2. Juridictions présentant des défaillances stratégiques en termes de LBC/FT et qui, en octobre 2010, ne se sont pas engagées à suivre un plan d’action élaboré avec le GAFI, afin de remédier à ces défaillances clés. Le GAFI appelle ses membres à considérer les risques résultants des défaillances de la juridiction mentionnée ci-dessous:

République populaire démocratique de Corée (RPDC)

* Le GAFI a précédemment adopté des déclarations publiques appelant à la prise de contre-mesures à l’encontre de l’Iran. Ces déclarations publiques sont actualisées ci-dessous.

1. Juridictions faisant l’objet de l’appel du GAFI à ses membres et les autres juridictions, visant à appliquer des contre-mesures afin de protéger le système financier international des risques constants et substantiels de blanchiment de capitaux et de financement du terrorisme (BC/FT) émanant de ces juridictions:

Iran :

Le GAFI accueille favorablement les récentes démarches entreprises par l’Iran afin de s’engager auprès du GAFI, mais reste préoccupé par l’incapacité de l’Iran à traiter significativement les défaillances constantes et substantielles de son régime de LBC/FT. Le GAFI reste particulièrement inquiet de l’incapacité de l’Iran à faire face au risque de financement du terrorisme, et de la grave menace que cela constitue pour l’intégrité du système financier international. Le GAFI appelle avec insistance l’Iran à remédier immédiatement et significativement à ses défaillances en matière de LBC/FT, en particulier en incriminant le financement du terrorisme et en mettant efficacement en œuvre les obligations de déclarations des opérations suspectes (DOS).

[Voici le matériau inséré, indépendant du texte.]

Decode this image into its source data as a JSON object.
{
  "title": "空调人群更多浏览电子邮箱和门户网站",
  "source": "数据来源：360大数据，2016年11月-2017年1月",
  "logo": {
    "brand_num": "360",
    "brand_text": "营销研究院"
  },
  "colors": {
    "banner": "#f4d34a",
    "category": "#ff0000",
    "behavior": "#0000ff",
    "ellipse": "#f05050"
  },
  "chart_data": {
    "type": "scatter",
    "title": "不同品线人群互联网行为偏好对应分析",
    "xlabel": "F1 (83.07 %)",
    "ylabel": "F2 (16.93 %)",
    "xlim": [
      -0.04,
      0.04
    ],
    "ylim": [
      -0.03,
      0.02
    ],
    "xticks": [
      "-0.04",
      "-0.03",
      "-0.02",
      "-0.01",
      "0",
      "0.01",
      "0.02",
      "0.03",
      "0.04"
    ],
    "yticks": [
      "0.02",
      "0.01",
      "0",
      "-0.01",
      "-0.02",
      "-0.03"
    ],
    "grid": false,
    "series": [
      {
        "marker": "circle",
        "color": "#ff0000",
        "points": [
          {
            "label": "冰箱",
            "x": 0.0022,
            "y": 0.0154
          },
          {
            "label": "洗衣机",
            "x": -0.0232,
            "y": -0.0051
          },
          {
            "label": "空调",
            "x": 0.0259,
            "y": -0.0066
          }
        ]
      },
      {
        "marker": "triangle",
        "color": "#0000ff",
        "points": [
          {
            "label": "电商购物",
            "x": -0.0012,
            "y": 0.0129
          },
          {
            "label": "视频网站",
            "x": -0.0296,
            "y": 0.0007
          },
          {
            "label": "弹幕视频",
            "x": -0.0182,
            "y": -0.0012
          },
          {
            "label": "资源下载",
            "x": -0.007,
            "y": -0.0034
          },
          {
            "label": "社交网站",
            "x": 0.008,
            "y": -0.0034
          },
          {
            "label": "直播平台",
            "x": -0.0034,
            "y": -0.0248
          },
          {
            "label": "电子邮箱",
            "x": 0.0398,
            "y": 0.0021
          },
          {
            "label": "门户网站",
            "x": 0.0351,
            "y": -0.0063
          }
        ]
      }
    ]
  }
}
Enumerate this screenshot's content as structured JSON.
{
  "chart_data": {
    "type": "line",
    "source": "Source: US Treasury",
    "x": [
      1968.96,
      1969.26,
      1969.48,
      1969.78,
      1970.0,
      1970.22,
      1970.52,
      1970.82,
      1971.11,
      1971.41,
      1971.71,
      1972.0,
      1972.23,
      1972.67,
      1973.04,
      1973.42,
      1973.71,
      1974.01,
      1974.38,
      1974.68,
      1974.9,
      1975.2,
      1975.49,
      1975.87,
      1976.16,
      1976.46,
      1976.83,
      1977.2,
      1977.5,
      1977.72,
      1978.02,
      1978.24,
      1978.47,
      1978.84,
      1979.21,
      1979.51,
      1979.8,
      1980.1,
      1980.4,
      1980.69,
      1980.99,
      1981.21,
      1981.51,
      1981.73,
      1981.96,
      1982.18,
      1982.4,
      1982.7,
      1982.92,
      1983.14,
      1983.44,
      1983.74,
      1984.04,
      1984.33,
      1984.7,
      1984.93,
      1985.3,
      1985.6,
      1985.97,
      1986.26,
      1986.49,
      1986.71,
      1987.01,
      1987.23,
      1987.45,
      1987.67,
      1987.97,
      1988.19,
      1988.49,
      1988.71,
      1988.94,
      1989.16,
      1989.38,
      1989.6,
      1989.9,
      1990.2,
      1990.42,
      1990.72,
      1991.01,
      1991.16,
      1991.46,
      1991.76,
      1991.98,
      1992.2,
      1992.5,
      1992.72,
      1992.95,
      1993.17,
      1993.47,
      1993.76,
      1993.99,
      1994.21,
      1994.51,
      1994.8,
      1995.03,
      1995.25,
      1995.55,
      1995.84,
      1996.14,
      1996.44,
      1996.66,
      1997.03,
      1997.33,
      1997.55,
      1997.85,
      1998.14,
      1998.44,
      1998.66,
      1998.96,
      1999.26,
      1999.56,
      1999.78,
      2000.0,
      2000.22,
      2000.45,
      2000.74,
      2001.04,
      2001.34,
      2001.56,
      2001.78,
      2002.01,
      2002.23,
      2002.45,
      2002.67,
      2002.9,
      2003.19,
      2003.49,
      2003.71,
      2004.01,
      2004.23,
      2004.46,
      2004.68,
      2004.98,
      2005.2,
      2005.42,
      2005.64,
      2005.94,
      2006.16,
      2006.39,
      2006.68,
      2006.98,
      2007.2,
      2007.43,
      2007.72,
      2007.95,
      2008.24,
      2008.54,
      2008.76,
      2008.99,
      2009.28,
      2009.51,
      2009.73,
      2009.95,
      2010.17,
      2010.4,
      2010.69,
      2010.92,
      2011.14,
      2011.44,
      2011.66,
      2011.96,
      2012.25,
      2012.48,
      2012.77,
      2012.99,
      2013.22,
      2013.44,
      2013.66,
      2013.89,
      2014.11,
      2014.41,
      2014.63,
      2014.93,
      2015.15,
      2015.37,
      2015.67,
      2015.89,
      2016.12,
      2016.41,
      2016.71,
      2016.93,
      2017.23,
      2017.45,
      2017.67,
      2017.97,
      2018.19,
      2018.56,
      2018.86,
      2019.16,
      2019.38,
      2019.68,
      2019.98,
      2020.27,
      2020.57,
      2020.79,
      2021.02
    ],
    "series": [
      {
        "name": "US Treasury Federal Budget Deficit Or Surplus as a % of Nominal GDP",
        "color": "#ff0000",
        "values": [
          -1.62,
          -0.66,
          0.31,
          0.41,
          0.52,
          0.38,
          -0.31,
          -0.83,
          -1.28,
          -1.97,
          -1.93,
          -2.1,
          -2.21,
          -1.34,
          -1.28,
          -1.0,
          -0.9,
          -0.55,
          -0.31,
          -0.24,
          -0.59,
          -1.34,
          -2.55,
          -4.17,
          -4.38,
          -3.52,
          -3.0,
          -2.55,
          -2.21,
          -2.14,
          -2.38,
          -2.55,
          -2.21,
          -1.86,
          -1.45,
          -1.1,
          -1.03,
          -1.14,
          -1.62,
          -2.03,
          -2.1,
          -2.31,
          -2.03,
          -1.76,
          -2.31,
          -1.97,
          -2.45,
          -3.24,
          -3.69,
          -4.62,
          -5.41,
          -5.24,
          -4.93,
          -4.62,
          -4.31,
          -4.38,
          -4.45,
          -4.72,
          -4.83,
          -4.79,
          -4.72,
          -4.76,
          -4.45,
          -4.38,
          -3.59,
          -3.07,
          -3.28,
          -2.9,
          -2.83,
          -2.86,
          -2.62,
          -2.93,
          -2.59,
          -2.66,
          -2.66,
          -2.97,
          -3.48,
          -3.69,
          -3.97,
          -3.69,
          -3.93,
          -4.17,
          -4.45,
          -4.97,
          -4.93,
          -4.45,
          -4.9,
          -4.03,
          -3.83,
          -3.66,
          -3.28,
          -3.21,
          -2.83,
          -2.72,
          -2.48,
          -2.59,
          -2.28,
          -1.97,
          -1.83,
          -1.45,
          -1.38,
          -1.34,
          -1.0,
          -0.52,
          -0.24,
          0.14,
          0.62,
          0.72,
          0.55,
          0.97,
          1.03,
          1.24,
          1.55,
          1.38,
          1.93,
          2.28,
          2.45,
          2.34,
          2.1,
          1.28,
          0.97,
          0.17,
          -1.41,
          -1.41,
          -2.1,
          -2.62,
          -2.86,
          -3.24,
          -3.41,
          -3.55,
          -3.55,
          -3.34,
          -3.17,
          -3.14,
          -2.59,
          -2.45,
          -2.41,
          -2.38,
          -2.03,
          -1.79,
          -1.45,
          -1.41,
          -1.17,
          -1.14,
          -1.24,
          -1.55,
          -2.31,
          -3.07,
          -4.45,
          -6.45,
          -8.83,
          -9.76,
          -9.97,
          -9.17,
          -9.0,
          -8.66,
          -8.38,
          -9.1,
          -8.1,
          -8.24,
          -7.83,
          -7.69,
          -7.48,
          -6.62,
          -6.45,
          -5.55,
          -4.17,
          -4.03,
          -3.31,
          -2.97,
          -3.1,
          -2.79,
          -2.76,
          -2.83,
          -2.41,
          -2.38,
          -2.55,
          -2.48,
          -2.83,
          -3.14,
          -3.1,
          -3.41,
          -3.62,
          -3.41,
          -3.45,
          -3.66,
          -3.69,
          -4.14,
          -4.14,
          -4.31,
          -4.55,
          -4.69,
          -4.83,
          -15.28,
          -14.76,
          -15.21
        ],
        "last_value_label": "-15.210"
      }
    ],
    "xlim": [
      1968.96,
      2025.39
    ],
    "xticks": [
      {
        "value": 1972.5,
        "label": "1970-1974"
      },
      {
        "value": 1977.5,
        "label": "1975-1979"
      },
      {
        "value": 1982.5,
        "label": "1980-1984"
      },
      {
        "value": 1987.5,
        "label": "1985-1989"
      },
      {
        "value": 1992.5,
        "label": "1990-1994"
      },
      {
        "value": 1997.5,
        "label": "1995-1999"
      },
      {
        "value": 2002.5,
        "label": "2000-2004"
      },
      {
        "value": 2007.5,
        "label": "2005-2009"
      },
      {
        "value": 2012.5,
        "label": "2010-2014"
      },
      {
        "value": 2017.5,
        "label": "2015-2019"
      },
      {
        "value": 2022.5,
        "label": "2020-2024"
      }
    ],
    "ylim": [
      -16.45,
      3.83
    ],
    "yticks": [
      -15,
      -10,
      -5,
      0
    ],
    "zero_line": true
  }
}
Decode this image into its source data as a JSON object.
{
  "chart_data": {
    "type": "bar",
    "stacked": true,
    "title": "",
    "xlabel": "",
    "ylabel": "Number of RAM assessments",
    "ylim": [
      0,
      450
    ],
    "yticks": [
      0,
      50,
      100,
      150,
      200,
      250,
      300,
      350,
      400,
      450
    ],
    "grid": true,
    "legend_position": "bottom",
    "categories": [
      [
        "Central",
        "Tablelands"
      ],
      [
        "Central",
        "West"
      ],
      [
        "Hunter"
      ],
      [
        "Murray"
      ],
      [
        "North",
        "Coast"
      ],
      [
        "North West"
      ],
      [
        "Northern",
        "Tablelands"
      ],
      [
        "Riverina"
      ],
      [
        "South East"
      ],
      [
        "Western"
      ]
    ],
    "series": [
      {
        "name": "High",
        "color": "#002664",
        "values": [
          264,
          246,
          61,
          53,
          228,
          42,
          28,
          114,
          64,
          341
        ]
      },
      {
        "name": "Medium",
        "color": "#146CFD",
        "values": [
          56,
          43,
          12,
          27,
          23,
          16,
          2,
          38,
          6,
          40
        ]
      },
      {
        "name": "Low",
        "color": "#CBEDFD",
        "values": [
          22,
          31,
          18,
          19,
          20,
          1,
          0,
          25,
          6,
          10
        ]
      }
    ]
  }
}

Le GAFI réaffirme l’appel fait à ses membres, et conseille vivement à tous les pays, d’inviter leurs institutions financières à considérer avec une attention particulière les relations d’affaires et opérations avec l’Iran, y compris les sociétés et les institutions financières iraniennes. En plus de cette surveillance renforcée, le GAFI réaffirme sa déclaration du 25 février 2009 par laquelle il appelait ses membres et recommandait vivement à tous les États d’appliquer des contre-mesures efficaces afin de protéger leur secteur financier des risques de blanchiment de capitaux et de financement du terrorisme (BC/FT) émanant de l’Iran. Le GAFI appelle également avec insistance les juridictions à se protéger contre l’utilisation de relations de correspondance utilisées pour contourner ou éviter les contre-mesures et les pratiques de réduction des risques, et de prendre en considération les risques de BC/FT lors de l’examen des demandes faites par des institutions financières iraniennes d’ouvrir sur leur territoire des succursales et des filiales. Si l’Iran ne prenait pas de mesures concrètes afin d’améliorer son régime de LBC/FT, le GAFI devra envisager en février 2011 d’appeler à ses membres, et de recommander vivement à tous les pays, de renforcer leurs contre-mesures.

2. Juridictions présentant des défaillances stratégiques en termes de LBC/FT et qui, en février 2010, ne se sont pas engagées à suivre un plan d’action élaboré avec le GAFI afin de remédier à ces défaillances clés. Le GAFI appelle ses membres à considérer les risques résultants des défaillances de la juridiction mentionnée ci-dessous:\

République populaire démocratique de Corée (RPDC) :

La RPDC ne s’est toujours pas engagée à mettre en œuvre les normes internationales de LBC/FT et n’a pas non plus répondu aux nombreuses demandes faites par le GAFI en ce sens. L’absence d’un régime complet de LBC/FT en RPDC présente un risque pour le système financier international. La RDPC devrait travailler avec le GAFI pour développer un régime de LBC/FT viable et conforme aux normes internationales.